The UN-appointed Independent International Commission of Inquiry on Syria on Wednesday accused Syria of violating international human rights law [report, PDF] after finding that Syrian forces are engaging in torture and killings under orders from high level government officials. Military forces under Syrian President Bashar al-Assad [BBC profile; JURIST news archive] have been shelling opposition strongholds in the city of Homs for 20 straight days and reportedly killed more than 80 people on Wednesday, including two journalists [NYT report]. The UN report, based on 369 interviews with victims, witnesses, defectors and other Syrian insiders, described some of the findings:
The commission received credible and consistent evidence identifying high- and mid-ranking members of the armed forces who ordered their subordinates to shoot at unarmed protestors, kill soldiers who refused to obey such orders, arrest persons without cause, mistreat detained persons and attack civilian neighbourhoods with indiscriminate tank and machine-gun fire. In some cases, they gave explicit orders to commit crimes, in others they used more general terms (e.g. use any force necessary) that, in the circumstances, left no room for interpretation. The commission verified that, in some locations, individual army officers ordered the indiscriminate shelling of civilian neighbourhoods in urban areas such as Hama, Al Ladhiqiyah, Dar'a and Homs.The commission of inquiry, headed by Paulo Pinheiro, found that rebel forces led by the Free Syrian Army had also committed abductions and killings, though lesser in scale. The report is a follow-up to a November report [JURIST report], which had similar findings. An assembly of Western and Arab powers plans to challenge al-Assad [news report, Reuters] on Friday to provide humanitarian access to civilians.

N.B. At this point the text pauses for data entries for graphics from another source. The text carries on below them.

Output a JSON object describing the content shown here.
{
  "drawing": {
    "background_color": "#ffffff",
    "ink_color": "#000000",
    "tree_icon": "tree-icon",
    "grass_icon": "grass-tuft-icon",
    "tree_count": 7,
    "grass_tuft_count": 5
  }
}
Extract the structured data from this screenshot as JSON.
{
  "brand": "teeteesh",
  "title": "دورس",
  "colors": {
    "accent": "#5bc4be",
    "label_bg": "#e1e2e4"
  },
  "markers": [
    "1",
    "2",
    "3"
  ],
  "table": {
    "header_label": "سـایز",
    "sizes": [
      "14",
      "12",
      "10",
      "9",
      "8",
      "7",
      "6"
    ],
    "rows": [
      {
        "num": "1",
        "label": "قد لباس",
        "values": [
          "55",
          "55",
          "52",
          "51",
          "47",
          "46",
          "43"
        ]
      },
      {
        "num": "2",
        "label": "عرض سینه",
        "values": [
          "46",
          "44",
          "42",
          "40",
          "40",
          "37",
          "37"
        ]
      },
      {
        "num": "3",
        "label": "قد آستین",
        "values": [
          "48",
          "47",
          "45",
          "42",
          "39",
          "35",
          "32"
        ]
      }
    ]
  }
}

The growing unrest in Syria has drawn international attention. Last week, both UN High Commissioner for Human Rights Navi Pillay [official profile; JURIST news archive] and UN Secretary-General Ban Ki-moon [official profile] called for an end to the violence in Syria, with Pillay asking the UN Security Council to refer the situation in Syria [JURIST reports] to the International Criminal Court (ICC). Pillay urged an investigation of Syrian government and military officials for possible crimes against humanity. The UN Children's Fund (UNICEF) [official website] claimed earlier in February that the past 11 months of violence in Syria have led to the deaths of hundreds of children [JURIST report]. In January, Ban demanded [JURIST report] that the Syrian government end violence against civilians. The OHCHR reports that more than 5,000 people have died since anti-government protests began last March.